Птицелов указал на застывшее изваяние Гара.
– На той стороне нет места смертным, - возразил Шедув.
– Думаю, у вас ещё есть возможность возвратиться.
– А у тебя ещё пока есть возможность подумать, - в тон ему ответил Колдун, массируя и разминая пальцы. Из его рта уже показался слабый парок холодало нешуточно.
Отпущенник положил руку на эфес меча - таков был его безмолвный, но красноречивый ответ.
– Думаю, ты совершаешь ошибку, - сказал Птицелов так, словно искренне желал добра старому другу.
– Мы все равно взойдем на паром, чего бы это нам ни стоило. Разница только в том, что тут скоро будут трупы - много. Или их не будет вовсе.
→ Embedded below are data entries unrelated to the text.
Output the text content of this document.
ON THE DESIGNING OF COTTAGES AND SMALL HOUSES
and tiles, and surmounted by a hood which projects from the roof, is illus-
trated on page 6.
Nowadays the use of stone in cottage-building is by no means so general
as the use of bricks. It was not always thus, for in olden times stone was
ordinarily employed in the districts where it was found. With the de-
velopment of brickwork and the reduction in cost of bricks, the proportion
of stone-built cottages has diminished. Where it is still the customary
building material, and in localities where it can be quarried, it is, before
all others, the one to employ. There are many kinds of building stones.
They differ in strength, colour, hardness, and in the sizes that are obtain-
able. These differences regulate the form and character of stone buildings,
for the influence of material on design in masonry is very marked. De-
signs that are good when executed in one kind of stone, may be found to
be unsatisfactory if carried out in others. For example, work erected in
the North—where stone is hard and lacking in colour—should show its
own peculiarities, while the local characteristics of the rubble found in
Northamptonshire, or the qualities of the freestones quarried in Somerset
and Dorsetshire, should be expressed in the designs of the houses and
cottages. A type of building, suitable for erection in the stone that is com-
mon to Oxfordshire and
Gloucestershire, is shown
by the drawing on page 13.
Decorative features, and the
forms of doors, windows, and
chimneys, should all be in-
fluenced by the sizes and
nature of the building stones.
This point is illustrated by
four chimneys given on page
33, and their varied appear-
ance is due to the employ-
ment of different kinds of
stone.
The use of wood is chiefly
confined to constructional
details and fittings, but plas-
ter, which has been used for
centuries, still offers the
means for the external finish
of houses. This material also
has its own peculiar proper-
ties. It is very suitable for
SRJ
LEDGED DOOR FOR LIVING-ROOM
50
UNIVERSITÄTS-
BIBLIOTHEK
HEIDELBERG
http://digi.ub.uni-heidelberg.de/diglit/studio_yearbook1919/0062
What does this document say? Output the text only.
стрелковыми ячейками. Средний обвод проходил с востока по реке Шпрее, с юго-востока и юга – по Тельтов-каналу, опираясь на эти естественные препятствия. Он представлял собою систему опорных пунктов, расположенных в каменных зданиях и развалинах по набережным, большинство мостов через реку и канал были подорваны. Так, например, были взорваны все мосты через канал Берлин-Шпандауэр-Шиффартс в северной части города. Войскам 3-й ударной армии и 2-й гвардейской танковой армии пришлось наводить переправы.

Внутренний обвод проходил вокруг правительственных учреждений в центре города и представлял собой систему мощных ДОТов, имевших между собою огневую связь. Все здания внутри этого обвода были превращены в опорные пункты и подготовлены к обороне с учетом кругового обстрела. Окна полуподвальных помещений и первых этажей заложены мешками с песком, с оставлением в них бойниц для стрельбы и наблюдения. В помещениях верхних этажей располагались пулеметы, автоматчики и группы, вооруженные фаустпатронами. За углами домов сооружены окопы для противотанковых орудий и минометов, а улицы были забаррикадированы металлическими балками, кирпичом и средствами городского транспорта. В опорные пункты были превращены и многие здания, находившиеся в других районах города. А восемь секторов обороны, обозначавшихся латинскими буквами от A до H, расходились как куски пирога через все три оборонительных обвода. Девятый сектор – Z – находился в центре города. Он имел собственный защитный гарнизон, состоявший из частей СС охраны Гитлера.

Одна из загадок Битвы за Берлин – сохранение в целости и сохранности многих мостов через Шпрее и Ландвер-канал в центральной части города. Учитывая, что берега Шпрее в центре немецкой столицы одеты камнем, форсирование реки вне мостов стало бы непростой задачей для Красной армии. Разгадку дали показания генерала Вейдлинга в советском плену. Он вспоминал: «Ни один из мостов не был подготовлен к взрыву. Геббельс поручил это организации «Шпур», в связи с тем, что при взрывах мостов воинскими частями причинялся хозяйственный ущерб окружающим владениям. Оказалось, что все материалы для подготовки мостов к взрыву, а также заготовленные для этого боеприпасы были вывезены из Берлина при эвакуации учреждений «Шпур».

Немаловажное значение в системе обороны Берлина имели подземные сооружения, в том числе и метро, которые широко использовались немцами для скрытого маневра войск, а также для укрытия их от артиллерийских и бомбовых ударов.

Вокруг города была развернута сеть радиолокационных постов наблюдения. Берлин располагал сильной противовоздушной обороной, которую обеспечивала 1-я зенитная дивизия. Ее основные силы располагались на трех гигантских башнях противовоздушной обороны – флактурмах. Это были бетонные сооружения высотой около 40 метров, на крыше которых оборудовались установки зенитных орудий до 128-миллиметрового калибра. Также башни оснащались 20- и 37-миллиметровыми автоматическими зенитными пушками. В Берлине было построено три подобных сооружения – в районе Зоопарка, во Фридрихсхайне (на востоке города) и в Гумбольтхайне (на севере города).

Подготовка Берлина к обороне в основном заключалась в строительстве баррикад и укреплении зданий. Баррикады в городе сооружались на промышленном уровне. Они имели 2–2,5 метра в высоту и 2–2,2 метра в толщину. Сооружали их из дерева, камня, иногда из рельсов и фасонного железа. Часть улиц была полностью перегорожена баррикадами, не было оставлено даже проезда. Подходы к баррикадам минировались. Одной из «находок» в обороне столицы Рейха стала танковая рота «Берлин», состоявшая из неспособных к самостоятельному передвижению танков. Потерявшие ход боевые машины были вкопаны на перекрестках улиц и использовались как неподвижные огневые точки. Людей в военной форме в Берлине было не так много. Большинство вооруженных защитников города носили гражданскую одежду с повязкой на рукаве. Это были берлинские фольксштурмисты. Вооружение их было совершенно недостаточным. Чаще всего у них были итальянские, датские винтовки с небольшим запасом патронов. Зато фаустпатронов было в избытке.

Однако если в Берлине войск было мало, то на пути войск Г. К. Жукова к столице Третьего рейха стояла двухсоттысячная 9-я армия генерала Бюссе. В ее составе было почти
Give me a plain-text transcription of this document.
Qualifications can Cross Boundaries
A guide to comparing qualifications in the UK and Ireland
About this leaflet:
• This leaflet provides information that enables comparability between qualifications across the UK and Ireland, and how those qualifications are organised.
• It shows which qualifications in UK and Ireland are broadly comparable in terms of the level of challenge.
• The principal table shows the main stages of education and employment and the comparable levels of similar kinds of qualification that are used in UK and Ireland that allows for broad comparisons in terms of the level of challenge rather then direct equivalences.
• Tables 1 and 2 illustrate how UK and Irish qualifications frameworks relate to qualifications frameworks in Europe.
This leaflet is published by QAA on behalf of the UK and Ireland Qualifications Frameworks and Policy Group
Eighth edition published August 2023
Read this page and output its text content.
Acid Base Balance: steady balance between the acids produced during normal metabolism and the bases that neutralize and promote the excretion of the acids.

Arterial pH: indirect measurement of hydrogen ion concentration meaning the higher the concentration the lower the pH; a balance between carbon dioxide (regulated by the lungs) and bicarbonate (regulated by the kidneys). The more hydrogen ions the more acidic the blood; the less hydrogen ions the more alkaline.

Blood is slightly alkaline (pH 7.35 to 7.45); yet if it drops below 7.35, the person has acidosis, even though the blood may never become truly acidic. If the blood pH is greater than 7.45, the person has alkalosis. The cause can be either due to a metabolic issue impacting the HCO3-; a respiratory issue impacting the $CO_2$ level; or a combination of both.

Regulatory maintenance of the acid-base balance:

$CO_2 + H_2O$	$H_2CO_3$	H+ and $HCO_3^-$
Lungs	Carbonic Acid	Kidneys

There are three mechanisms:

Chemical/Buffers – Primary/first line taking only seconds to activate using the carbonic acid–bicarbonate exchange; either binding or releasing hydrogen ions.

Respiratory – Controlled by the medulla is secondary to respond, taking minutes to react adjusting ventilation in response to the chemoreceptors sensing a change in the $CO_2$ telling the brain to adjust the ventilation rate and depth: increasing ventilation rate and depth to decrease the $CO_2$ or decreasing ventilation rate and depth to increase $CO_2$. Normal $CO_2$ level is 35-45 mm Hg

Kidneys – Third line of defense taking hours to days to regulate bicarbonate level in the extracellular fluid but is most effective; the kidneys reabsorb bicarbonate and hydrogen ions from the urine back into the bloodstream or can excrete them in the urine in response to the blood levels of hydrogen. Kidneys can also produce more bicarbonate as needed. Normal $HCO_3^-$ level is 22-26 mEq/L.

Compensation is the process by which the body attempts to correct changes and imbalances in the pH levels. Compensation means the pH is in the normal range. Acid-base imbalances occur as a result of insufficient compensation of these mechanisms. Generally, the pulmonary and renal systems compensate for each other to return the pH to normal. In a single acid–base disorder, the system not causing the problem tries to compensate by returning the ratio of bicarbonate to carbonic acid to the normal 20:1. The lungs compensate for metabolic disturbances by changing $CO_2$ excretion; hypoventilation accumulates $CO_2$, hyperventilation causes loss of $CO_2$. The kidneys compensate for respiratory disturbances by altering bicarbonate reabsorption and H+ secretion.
Он с сомнением взглянул на Шедува и Книгочея, словно стремясь убедиться в том, что их действительно можно убить обычным земным оружием, или же отпущенника и друида все-таки придется устранять каким-то другим, менее приятным способом.
И вдруг среди воинов произошло замешательство. Кто-то быстро и бесцеремонно пробирался сквозь их ряды, поминутно бормоча извинения и недовольно бурча что-то об опоздании. Воины недовольно расступились, и к причалу стремительно выскочил запыхавшийся старичок. Он был лыс, как коленка, одет в какое-то подобие монашеского рубища с оборванными тесемками и зияющими прорехами в самых причудливых местах, словно перед тем, как появиться в этом скорбном месте, его долго трепали базарные собаки. Тем не менее, уверенности ему явно было не занимать. Чуть ли не растолкав дюжих воинов, умудрившись даже вычурно обругать кого-то из этих отборных головорезов, старичок пробился к причалу. Он бегло оглядел обороняющих его отпущенника и друида и затем строго воззрился на Птицелова, который, похоже, был в некоем замешательстве от появления на сцене нового персонажа явно пробуксовывающей драмы.